There are at least two substantial drawbacks to this solution for constant power LED driver design. One such issue is that it is very difficult to optimize the turns ratio for the output transformer for a wide range of output voltage. A related problem is that it is very difficult to optimize the resonant current going through the resonant inductor for a desired wide range of output current and voltage.
Such problems may be illustrated herein by reference again to the example of a 210 W constant power LED driver. To drive a 300V/0.7 A LED load, the turns ratio of the output transformer will have to be at least 1:1.6 to provide the necessary output voltage. In this case, the resonant inductor current (IL1) reflected on the primary winding T1p of the output transformer will be the output current (0.7 A)×the turns ratio (1.6)=1.12 A. Assuming the same turns ratio for the LED driver design, but now applying a 150V/1.4 A LED load, the resonant inductor current IL1 will be (1.4 A)×(1.6)=2.24 A.

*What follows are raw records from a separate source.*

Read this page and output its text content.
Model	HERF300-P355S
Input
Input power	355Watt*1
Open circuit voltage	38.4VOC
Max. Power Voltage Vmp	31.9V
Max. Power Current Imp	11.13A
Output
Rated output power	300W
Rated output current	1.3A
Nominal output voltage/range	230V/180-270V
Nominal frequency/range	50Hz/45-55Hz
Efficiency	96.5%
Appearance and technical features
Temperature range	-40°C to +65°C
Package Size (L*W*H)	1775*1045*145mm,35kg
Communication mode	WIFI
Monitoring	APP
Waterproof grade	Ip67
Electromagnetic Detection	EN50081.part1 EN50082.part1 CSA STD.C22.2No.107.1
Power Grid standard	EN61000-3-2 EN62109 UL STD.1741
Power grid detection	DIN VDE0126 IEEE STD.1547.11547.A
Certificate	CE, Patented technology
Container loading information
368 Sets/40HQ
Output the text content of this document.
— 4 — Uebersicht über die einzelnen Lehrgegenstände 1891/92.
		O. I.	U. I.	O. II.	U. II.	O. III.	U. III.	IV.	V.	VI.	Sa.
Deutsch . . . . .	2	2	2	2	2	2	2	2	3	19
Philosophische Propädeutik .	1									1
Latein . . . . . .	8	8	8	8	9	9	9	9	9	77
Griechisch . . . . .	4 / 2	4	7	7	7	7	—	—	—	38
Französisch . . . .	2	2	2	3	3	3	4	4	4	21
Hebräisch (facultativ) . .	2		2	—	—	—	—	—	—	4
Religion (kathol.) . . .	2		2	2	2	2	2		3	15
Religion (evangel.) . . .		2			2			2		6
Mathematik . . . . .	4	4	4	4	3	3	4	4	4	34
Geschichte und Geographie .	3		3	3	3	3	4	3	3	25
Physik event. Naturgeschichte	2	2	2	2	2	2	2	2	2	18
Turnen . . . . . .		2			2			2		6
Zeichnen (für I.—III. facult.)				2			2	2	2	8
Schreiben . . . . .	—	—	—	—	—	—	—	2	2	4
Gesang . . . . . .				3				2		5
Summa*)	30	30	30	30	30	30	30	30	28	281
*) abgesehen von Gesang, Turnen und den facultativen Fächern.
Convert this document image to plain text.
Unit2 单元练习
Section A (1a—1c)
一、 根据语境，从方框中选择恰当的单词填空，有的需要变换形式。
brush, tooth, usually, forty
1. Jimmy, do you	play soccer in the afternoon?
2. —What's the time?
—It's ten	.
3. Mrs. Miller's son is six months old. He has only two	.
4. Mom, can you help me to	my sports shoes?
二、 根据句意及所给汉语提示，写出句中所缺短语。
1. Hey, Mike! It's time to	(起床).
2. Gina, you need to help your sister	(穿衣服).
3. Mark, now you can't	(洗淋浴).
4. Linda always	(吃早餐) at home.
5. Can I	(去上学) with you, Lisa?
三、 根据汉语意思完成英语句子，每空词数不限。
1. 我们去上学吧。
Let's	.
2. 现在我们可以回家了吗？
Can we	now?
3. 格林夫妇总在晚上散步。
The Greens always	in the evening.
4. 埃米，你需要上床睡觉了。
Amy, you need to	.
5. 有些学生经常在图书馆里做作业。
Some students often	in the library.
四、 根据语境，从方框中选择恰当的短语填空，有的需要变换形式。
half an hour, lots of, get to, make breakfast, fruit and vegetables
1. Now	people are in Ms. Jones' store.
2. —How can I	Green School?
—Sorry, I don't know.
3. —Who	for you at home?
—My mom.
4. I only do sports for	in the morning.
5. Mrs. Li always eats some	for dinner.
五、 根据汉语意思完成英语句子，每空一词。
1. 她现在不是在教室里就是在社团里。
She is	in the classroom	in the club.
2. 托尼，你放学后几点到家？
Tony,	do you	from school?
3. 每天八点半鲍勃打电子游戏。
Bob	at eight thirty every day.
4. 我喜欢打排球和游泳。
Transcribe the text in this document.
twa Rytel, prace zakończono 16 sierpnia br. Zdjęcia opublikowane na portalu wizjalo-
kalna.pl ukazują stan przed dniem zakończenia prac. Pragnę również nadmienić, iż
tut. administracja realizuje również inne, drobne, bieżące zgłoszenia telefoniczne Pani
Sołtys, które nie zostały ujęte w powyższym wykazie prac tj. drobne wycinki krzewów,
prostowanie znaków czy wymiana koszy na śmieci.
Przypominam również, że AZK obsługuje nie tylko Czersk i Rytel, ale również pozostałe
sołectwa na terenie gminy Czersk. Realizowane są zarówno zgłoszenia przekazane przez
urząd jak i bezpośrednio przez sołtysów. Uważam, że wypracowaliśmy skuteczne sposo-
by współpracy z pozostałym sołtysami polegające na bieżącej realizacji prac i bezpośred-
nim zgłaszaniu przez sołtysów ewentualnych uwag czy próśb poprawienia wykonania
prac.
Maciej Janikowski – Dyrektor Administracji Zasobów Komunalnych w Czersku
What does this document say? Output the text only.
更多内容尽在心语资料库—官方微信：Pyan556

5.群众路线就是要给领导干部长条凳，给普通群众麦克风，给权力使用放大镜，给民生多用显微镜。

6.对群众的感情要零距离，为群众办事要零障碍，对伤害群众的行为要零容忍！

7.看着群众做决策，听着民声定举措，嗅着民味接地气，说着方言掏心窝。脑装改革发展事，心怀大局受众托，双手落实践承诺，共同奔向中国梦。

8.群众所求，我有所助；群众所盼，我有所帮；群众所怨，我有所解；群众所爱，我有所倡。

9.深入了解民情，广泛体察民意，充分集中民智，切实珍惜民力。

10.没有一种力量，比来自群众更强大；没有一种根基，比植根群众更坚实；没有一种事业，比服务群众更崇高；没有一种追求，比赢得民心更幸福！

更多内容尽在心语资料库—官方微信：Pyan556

Therefore, the resonant current in the 1.4 A output example is two times higher than that of a 0.7 A load at the same output power level 210 W. This makes the resonant inductor extremely difficult to design, and still further requires the use of switching elements (e.g., MOSFETs Q1 and Q2) with a very high current rating in order to handle the higher end of the current range.
If a dedicated driver is provided for each of 0.7 A and 1.4 A output loads, the output transformer can be optimized so that the resonant current will remain 1.12 A. But optimization of a circuit as shown in FIG. 1 is impossible for constant power and wide-range-output applications because the voltage across the resonant capacitor is clamped.
Referring next to FIG. 2, designers may simply eliminate the clamping diodes (e.g., D5 and D6 from FIG. 1) and optimize the turns ratio of the output transformer for 1.4 A (or the highest output current) to reduce the resonant current. However, the operating frequency for the 0.7 A example will be much higher than is the case when the load is 1.4 A.
As may further be demonstrated in FIG. 3, the frequency difference is primarily a result of the different quality factors (Q) for the resonant tank as corresponding to different LED loads. The natural frequency of the tank is typically high. When the output current is 0.7 A and the output voltage is 300V, the load is: 300V/0.7 A=429 ohms; whereas the load at 1.4 A, 150V is: 150V/1.4 A=107 ohms. As you can see there is four times the difference between load conditions. As a result, the resonant frequency and Q curve will differ greatly with changes in the load. The operating frequency may be very high when the load is 0.7 A, wherein the power converter will conceivably run out of frequency bandwidth in the case where dimming of the LED lighting output is required.
It would therefore be desirable to provide an LED driver circuit for which no large difference was produced on the operating frequency in response to changes in the load at full output, as represented in exemplary fashion in FIG. 4.
It would further be desirable to provide an LED driver circuit for producing a wide range of voltage and current output with constant power driven capability. For example, such an LED driver may desirably enable adjustable output current and output voltage capability across a wide range, for example 1.4 A/150V to 0.7 A, 300V.
It would further be desirable to provide such an LED driver to drive a 210 W lighting array and still further to be dimmable across the lighting range.
It would further be desirable to provide such an LED driver circuit with guaranteed half-bridge soft-switching behavior at all times.
It would further be desirable to provide an LED driver circuit for which no large difference was produced on the resonant current in response to changes in the load.
It would still further be desirable to provide such an LED driver circuit with a self-clamped output.